The fact that the province will need Rs10 billion every year to meet its pension bill requirements after a period of 15 years when the appointees of the mid-1980s will start getting retired, the provincial government is constrained to make appointments on contract basis, and that too only in the education and health departments where foreign donors have been making investments in the last few years.

The police department and the subordinate judiciary are other exceptions where contractual appointments have been made to cater for the increasing requirements of maintaining law and order and ensuring quicker dispensation of justice.

Thousands of posts, that fell vacant over the years following the retirement of provincial government employees were abolished in the mid-1990s to avoid fresh recruitment in the face of the government's inability to cater for an expanded establishment.

Despite public announcements to lift the old ban on fresh appointments, the Muttahida Majlis-i-Amal-led government in the province has not been able to do so due to the increasingpressure from the World Bank, which is financing the three-year Provincial Reforms Programme.

In its budget for the current financial year the government had announced its intention to recruit 9,000 teachers against posts to be created under the World Bank funded programme. Now, after the donor agency opposed the recruitment of so many teachers, the government is considering reducing the number of teachers' posts to around 4,500, of which some 1,500 would be filled from the pool of surplus employees, said a source.

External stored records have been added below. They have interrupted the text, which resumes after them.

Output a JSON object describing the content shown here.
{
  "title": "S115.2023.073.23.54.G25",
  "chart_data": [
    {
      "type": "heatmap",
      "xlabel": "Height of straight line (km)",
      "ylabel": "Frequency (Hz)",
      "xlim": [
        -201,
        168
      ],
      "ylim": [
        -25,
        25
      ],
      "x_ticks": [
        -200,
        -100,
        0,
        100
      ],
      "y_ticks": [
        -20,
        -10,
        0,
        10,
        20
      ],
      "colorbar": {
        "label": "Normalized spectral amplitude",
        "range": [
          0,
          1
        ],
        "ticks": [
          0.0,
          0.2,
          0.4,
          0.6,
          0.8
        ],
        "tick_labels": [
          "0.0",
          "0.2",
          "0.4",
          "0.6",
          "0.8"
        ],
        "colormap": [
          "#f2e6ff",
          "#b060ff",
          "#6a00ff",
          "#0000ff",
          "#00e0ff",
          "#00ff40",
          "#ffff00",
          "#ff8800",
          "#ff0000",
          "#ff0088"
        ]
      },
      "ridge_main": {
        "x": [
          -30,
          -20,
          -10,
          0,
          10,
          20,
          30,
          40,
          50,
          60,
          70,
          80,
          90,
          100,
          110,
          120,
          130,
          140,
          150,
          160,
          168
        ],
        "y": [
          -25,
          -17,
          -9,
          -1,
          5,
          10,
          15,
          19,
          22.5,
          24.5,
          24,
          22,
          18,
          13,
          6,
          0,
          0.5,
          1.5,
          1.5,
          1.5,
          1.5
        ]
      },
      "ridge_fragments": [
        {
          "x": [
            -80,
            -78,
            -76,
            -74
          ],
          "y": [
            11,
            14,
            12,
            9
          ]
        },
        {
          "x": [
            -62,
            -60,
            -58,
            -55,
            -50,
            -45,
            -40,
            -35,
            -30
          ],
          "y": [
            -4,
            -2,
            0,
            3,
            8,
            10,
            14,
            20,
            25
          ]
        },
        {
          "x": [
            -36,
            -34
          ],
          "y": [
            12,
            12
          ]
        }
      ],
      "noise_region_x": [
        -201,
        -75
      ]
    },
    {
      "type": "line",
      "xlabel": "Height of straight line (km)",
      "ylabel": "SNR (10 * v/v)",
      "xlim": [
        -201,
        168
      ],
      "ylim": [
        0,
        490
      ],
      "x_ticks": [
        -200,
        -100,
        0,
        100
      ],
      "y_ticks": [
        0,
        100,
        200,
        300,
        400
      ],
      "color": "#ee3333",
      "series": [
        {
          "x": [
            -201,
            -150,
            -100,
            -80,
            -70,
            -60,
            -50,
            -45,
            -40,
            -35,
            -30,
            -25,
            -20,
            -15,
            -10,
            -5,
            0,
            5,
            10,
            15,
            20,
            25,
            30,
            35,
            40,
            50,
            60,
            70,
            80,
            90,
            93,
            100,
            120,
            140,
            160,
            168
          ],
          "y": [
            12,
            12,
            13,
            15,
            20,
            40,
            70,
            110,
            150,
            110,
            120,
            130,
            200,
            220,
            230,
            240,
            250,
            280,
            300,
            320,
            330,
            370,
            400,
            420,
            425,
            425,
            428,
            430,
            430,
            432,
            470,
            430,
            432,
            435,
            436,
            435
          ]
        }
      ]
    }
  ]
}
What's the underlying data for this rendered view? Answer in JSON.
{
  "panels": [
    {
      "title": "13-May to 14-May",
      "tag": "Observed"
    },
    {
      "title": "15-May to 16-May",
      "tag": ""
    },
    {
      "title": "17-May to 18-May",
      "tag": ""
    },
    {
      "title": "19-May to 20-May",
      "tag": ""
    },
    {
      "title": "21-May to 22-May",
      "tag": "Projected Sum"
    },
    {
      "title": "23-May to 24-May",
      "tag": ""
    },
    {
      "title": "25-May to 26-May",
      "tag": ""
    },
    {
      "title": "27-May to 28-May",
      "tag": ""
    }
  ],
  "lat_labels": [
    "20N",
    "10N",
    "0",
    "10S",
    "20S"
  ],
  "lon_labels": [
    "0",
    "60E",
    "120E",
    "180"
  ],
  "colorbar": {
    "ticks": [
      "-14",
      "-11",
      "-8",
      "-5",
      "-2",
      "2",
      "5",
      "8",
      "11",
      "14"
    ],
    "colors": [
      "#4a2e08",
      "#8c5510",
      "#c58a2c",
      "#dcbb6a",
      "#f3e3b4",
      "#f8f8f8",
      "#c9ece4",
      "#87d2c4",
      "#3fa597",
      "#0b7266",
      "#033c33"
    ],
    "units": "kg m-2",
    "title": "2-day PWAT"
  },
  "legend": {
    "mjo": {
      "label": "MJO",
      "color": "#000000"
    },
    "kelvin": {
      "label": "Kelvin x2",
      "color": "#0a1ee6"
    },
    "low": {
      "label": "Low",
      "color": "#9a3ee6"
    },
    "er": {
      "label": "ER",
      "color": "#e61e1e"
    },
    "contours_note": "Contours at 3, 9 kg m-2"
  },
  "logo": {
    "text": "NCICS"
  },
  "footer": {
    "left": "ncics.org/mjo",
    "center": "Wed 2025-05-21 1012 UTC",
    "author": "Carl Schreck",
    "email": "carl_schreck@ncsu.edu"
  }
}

"The public sector's role in employment generation is shrinking as the government is disinvesting wherever it can to control its administrative costs," said a senior officer of the provincial government.

Jamshed Sawal, former president of the Sarhad Chamber of Commerce and Industry, said that increasing business opportunities in the emerging Afghan markets, reconstruction works in the war-torn country, declining mark-up rate on bank loans and greater liquidity available with the banks and financial institutions in Pakistan appeared to be some of the factors which could help arrest the issue of unemployment in the NWFP.

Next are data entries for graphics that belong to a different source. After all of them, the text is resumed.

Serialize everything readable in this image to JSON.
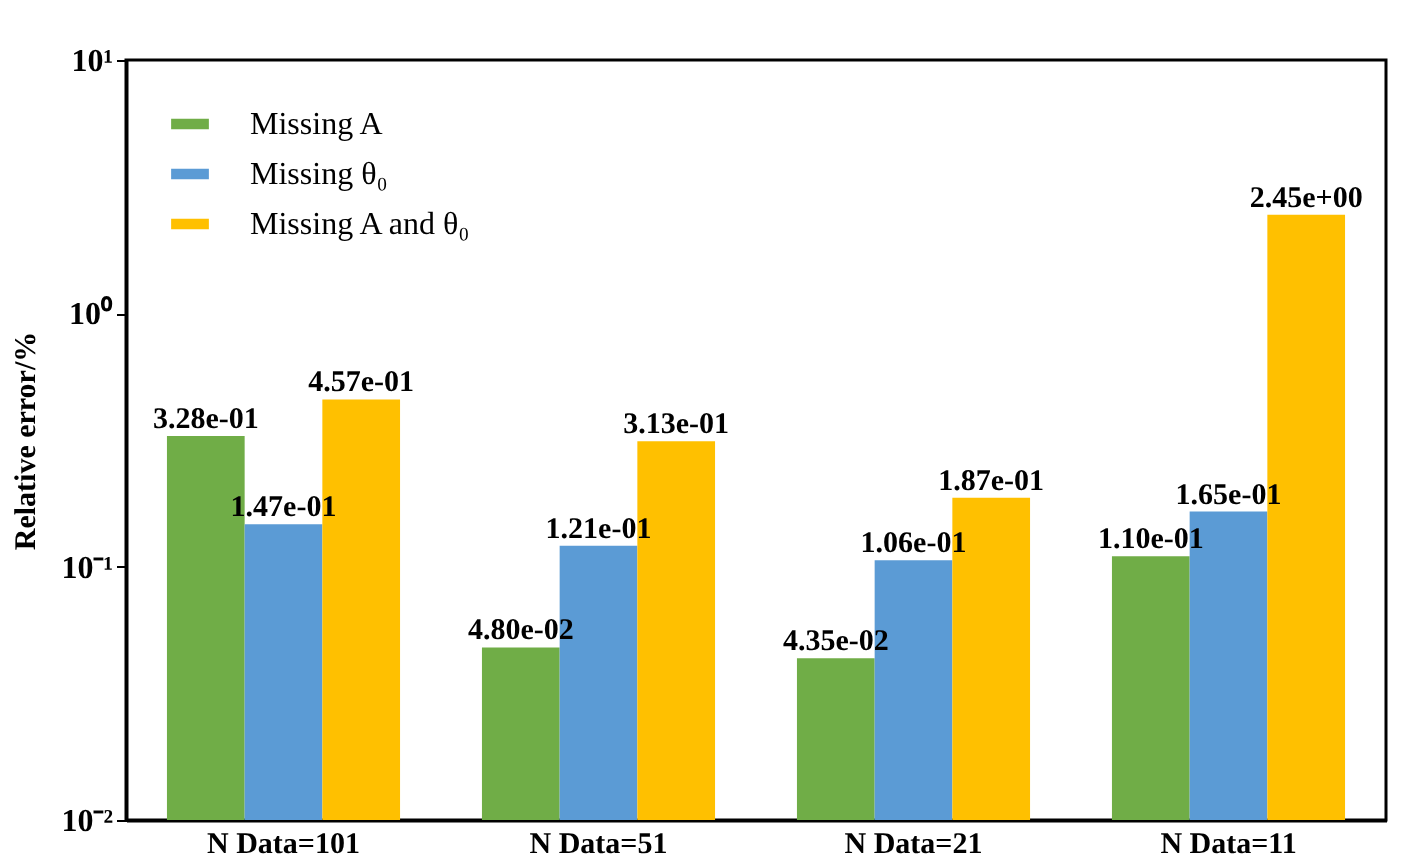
{
  "chart_data": {
    "type": "bar",
    "ylabel": "Relative error/%",
    "categories": [
      "N  Data=101",
      "N  Data=51",
      "N  Data=21",
      "N  Data=11"
    ],
    "series": [
      {
        "name": "Missing A",
        "color": "#70ad47",
        "values": [
          0.328,
          0.048,
          0.0435,
          0.11
        ],
        "value_labels": [
          "3.28e-01",
          "4.80e-02",
          "4.35e-02",
          "1.10e-01"
        ]
      },
      {
        "name": "Missing θ₀",
        "color": "#5b9bd5",
        "values": [
          0.147,
          0.121,
          0.106,
          0.165
        ],
        "value_labels": [
          "1.47e-01",
          "1.21e-01",
          "1.06e-01",
          "1.65e-01"
        ]
      },
      {
        "name": "Missing A and θ₀",
        "color": "#ffc000",
        "values": [
          0.457,
          0.313,
          0.187,
          2.45
        ],
        "value_labels": [
          "4.57e-01",
          "3.13e-01",
          "1.87e-01",
          "2.45e+00"
        ]
      }
    ],
    "log": "y",
    "ylim": [
      0.01,
      10
    ],
    "yticks": [
      {
        "value": 0.01,
        "label": "10⁻²"
      },
      {
        "value": 0.1,
        "label": "10⁻¹"
      },
      {
        "value": 1,
        "label": "10⁰"
      },
      {
        "value": 10,
        "label": "10¹"
      }
    ],
    "grid": false,
    "legend": "top left"
  }
}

The notion that Afghanistan is providing job opportunities to the people of NWFP gains validity from recent remarks made by Afghan President Hamid Karzai.

Mr Karzai said that between 30,000 and 40,000 Pakistanis, mostly skilled labour were engaged in reconstruction and rehabilitation activities inside Afghanistan.

The officially compiled data of the provincial industries department shows that the agriculture sector followed by the services sector are the main employment providers from among the sub-sectors of the feeble private sector of the province.

Mr Sawal says employment situation in the province will improve once the industrial wheel of the province gains momentum by exploiting to its advantage the increasing business opportunities in Afghanistan and extracting benefits from the greater liquidity available against lower mark-up rate being offered by banks in Pakistan.

A recently conducted survey reflected that the private sector employed between 250,000 and 300,000 employees, of which 42 per cent are employed by the agriculture and forest sectors followed by 38 per cent in the services sector, 14 per cent in the construction sector, 0.17 per cent in mining and quarrying, 2.31 per cent in sectors graded as 'others', and 2.7 per cent in the manufacturing sector.

An officer of the industries department, expressed the hope that employment generation in the industrial sector would pick up if even the existing operational units started working to capacity. "Sixty per cent of the total number of operational units are operating below capacity," according to an official document, which adds that out of a total of 1,970 small and medium manufacturing units registered with the government, some 642 are closed, rendering a large workforce jobless.

"The unemployment issue has also much to do with the culture as people don't want their children to become industrial workers. As a result local industrialists have to rely for their labour force on Punjab."